Bourbon SA (GBB) jumped the most in 15 years in Paris trading after receiving a takeover bid that valued the shipowner at 1.8 billion euros ($2.5 billion).
Bourbon rose 23 percent, the biggest one-day gain since October 1998, to close at 23.845 euros. Trading volumes were more than 20 times the three-month daily average.
Jaccar Holding, controlled by Bourbon Chairman Jacques de Chateauvieux, offered 24 euros a share, according to a statement today. That’s a premium of 16 percent to the shipowner’s average price in the past 20 trading days, compared with a 29 percent average premium for global oil-services deals announced in the past 12 months, according to data compiled by Bloomberg.
Bourbon’s vessels service offshore oil and gas platforms as well as wind farms in 45 countries. Closely held Jaccar, which already holds 26.2 percent of the company, is bidding on the expectation that higher spending in deep-water areas by energy producers and explorers will buoy vessel demand, while mature oil and gas fields will require more investment in maintenance.
Shareholders should accept the offer, according to Geoffroy Stern, an analyst at Kepler Cheuvreux who has a hold rating on Bourbon following the “unexpected” bid. Stern gave it a fair value of 21.70 euros a share, based on the value of its assets, before the offer was announced.
De Chateauvieux transformed Bourbon, founded in 1948 by plantation owners on the island of Reunion off East Africa, from a rum and sugar company into a shipowner serving oil producers such as Total SA (FP) as well as the French navy. Bourbon has spent billions of euros since 2008 to expand its fleet.
Not only does Jaccar already hold a stake in the company, it also has shares in China’s Sinopacific Shipbuilding, which built Bourbon’s Liberty model vessels at Zheijiang. Vo Thi Huyen Lan, a board member at Luxembourg-based Jaccar, also is a director at Bourbon and Sinopacific.

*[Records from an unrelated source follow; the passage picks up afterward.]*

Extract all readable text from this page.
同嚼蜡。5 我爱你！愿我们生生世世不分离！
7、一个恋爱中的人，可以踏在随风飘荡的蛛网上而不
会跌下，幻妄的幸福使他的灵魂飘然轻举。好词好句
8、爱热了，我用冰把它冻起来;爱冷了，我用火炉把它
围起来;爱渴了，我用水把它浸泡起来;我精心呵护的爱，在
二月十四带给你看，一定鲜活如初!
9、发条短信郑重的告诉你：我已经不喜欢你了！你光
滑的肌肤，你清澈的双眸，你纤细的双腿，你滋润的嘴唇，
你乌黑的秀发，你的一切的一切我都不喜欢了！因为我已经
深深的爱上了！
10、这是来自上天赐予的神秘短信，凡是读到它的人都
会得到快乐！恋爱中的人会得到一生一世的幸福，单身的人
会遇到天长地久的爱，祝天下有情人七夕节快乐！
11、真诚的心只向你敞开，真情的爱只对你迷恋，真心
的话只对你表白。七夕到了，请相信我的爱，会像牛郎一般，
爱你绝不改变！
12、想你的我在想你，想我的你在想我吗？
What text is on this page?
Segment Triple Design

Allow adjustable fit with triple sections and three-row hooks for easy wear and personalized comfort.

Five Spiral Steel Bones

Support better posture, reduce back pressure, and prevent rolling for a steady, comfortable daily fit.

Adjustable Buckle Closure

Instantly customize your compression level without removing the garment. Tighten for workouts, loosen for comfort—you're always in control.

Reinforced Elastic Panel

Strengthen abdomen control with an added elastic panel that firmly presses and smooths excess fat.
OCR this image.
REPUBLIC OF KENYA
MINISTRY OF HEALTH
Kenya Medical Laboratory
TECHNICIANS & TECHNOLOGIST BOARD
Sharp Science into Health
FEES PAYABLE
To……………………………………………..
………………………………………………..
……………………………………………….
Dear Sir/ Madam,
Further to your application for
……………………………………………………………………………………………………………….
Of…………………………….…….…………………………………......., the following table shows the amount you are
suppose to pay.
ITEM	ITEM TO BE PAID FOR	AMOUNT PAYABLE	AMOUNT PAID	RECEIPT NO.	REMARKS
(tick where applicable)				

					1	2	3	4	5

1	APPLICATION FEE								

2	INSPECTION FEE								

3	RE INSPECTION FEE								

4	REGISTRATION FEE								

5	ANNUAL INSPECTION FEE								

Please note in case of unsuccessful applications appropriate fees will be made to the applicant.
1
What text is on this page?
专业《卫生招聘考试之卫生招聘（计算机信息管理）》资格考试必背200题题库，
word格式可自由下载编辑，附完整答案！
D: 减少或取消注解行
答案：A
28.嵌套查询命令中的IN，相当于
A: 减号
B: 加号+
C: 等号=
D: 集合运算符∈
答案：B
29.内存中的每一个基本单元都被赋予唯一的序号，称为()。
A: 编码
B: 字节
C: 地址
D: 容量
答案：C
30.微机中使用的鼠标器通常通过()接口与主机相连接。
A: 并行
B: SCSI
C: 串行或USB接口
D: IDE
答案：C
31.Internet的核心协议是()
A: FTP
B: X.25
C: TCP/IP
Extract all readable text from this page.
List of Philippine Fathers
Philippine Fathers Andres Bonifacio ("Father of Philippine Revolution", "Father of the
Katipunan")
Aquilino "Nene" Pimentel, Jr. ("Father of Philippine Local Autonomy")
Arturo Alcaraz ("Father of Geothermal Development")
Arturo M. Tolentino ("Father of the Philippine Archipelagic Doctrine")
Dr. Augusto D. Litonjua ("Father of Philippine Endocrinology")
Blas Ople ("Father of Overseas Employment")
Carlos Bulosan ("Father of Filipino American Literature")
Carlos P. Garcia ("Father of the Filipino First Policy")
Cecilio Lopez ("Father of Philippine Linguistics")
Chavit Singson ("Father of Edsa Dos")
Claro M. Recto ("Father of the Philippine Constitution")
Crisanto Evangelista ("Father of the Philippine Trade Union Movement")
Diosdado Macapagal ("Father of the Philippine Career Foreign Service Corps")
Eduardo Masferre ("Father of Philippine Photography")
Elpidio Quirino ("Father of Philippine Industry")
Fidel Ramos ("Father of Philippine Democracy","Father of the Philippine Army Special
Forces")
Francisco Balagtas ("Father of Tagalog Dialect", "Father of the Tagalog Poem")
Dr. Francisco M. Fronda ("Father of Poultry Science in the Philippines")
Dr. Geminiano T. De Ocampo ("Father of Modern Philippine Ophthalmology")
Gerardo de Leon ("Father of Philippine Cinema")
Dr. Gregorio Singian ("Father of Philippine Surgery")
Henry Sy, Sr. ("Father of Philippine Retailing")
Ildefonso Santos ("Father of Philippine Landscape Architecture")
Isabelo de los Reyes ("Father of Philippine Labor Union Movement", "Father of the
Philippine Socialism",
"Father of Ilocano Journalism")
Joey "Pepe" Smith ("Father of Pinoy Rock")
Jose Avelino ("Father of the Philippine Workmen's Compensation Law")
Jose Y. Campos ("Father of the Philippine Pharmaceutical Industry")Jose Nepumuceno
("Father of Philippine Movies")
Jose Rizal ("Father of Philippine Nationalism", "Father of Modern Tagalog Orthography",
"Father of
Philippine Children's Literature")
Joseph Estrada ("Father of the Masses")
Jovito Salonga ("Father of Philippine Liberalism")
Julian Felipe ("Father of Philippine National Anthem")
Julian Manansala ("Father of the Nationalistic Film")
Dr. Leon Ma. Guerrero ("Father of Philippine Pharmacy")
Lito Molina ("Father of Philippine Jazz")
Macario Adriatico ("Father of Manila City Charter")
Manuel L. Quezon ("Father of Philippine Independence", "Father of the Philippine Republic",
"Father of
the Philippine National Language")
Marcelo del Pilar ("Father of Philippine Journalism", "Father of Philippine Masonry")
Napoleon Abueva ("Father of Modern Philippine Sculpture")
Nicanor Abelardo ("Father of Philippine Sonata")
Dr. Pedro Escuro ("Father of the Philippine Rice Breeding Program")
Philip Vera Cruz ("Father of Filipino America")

“The bid is a way to eventually list Jaccar,” Bertrand Hodee, an analyst at Raymond James Financial Inc., said by phone after advising investors to accept the offer in a note today. He had a fair value on Bourbon shares of 19 euros apiece and rated them underperform before the bid was announced, in part because of “looming” overcapacity in the deep-water services market.
Jaccar’s bid is contingent on gaining at least 50.1 percent of the stock, according to the holding company, which intends to keep Bourbon publicly traded after completion. The bid also depends on reaching a financing accord with banks and getting approval from France’s market regulator. The board of Paris-based Bourbon will meet March 21 to discuss the offer.
Bourbon, which operates a 485-vessel fleet, reported net income of 115 million euros on sales of 1.3 billion euros last year. The company has been selling and leasing back vessels as a way to reduce debt.
Bourbon said March 5 that a plan unveiled a year ago to sell as much as 30 percent of its supply-vessel fleet for as much as $2.5 billion is “well under way.” About $1.65 billion of vessel sales had been agreed on with ICBL Leasing and Standard Chartered Bank and $925 million received, it said.
Bourbon also said “unexpected delivery” of new vessels in the deepwater market combined with project delays and lower utilization rates for floating rigs “could affect prices.”